“Even if you’re the fastest guy on the court, you can’t be slowest to reactyou need both reaction time and quickness,” says Alan Stein, co-owner of Elite Athlete Training [Germantown, Md.] and expert basketball strength coach. Take a comprehensive approach to improving your reaction and quickness with Stein’s cone drill below.
Four-Cone Reaction Drill
Set up four different-colored cones at corners of lane; place one cone outside each elbow and one outside each box
Start in middle of lane in defensive stance (X) and have partner stand at top of key (O)

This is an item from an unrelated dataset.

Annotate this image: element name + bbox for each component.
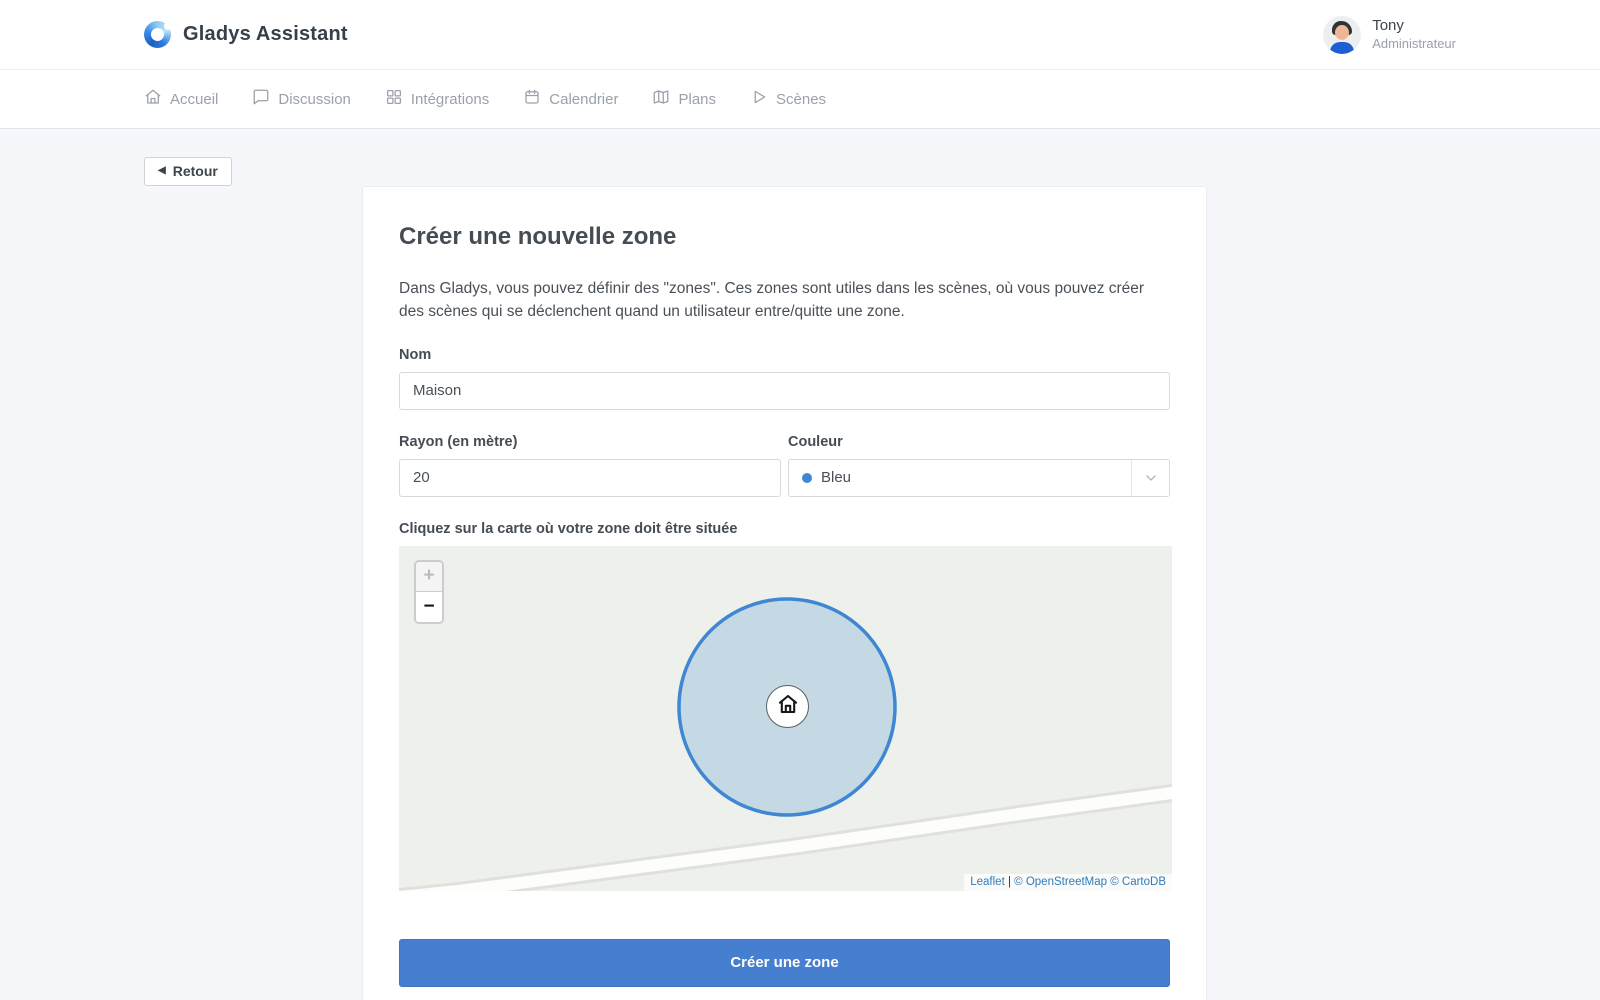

Partner calls a color or shows a colored card
Slide to proper cone; return to center as quickly as possible
Coaching points
Partner position
Partner can stand at top of key or walk around arc of three-point line. If partner moves, work your defensive principles, and rotate to see the ball and your man.
Cone positions
Set up the cones further on the wings or lower on baseline to represent where offensive players might be.
Sets, reps and rest time
To improve your agility and quickness, perform 3-4 sets of 4-5 cone touches. Rest 5-10 seconds between touches. For conditioning, complete 3-4 sets of 30-45 seconds reacting to rapid-fire calls. See how many cone touches you can get.
Technique
Stay in a low defensive stance, keep a good base, don’t cross your feet, and always keep your hands up and active.
Variations
Change the drill by performing sprints, backpedals or defensive slides between cones. For example, sprint to the two cones at top elbows and backpedal to the center. To the bottom two cones, use a defensive slide, like you would to cut off the baseline to take a charge, then sprint back to the center.